The environmentalist group’s data shows evaporation rates for Lake Morena are actually lower than those at Lake Barrett or Otay Reservoir, Bamberger said. Sniffin countered that Lake Morena’s larger surface area means more water evaporates.

Limited Water Rights

Georgine Brave, the attorney representing the local chamber of commerce, said water has not been removed from Lake Morena for at least 10 years, allowing a large ecosystem to build up. She believes the city is transferring the water from the lake because a long-term agreement that calls for the county to pay the city for evaporated water has lapsed. The county owns the lake, but the city maintains limited water rights that allow it to transfer the water to Lake Barrett in an emergency. No emergency has been declared.

“We feel the draining is about money, not the need for water . . . no water emergency was declared,” Brave said. “Why did they start to take the water now after all these years? We’re saying that they’ve allowed an environment, this ecology, to build up and now they’re taking the water without good reason.”

Homeowner McKee agreed.

“What they’ve done is left it full for many, many years, and, when you do that, it creates an environment that’s totally dependent on this body of water. Now you take it away and you destroy everything that’s been created. Had they managed it over the last 10 years as a reservoir, if they had constantly drawn it down to what they call their minimum pool, this environment wouldn’t have created around it,” McKee said.

Richard Leach, president of the Lake Morena-Campo Chamber of Commerce, said the draining of the lake will hurt local businesses. “There’s going to be less people coming here, and it’s going to create a mosquito population like you wouldn’t believe. People have been coming out and sinking their life savings into a home here. Their real estate value is going to go down, probably by a good deal,” said Leach, who manages a Lake Morena real estate company.

Advertisement

Other Agendas?

Bamberger noted increased development around Otay Reservoir including plans to build a U. S. Olympic training center and said there was a “very good chance that there are other agendas in this effort.”

Sniffin denied that the city had a hidden agenda and dismissed complaints that transferring the water was destroying the lake. “All the reservoirs in San Diego County have been built for potable water purposes” and not necessarily recreation, he said.

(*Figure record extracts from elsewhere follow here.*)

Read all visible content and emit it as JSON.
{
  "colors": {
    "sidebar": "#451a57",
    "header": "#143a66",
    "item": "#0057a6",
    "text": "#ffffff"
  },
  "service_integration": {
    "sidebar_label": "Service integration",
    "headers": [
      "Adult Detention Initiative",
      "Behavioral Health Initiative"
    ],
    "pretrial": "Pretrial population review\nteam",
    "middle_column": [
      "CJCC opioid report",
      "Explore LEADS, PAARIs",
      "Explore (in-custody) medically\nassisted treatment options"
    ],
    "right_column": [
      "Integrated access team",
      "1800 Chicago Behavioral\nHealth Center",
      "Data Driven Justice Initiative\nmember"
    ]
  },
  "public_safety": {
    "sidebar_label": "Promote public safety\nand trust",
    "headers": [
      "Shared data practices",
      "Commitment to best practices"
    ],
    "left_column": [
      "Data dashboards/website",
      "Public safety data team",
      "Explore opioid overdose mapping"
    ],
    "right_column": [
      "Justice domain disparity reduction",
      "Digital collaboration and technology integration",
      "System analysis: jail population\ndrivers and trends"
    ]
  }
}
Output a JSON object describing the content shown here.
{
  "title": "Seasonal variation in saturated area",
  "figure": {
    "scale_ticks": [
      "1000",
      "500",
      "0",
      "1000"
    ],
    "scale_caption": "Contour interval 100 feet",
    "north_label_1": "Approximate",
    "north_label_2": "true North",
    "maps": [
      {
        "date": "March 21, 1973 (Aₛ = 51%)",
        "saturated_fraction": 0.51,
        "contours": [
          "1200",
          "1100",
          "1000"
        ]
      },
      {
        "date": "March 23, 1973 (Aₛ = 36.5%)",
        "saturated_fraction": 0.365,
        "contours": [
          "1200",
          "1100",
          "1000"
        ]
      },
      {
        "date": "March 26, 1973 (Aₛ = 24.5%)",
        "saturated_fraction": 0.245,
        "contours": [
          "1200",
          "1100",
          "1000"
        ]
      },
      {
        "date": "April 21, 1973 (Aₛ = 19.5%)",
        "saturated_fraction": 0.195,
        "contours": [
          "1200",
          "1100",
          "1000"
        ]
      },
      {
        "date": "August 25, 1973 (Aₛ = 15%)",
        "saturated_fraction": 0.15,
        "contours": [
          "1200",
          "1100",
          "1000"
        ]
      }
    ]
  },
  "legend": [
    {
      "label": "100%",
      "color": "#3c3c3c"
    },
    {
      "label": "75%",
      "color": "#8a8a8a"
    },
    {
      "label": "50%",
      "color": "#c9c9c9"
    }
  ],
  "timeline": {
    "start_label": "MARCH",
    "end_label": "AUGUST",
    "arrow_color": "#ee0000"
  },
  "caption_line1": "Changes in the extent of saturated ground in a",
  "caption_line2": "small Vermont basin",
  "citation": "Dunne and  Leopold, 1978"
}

San Diego County Supervisor George Bailey, whose district includes Lake Morena, was disappointed with Pate’s ruling, one of his aides said. “What’s disturbing to us is that, if all of Lake Morena was drained, it still would not solve the water problems in San Diego and it’s nonsense to us that the city is destroying a major recreational facility because of (this). It’s a Band-Aid approach to the problem,” said Dianne Jacob, Bailey’s chief of staff.

About 300,000 visitors use Lake Morena for camping, boating and fishing every year, and 80% of them come from San Diego County, Jacob said.

For his part, Leach says he knows he could make more money managing a real estate office in downtown San Diego. “But I moved here because I love it here. When you drive around here, people wave at you. It’s a real nice place to raise a family.”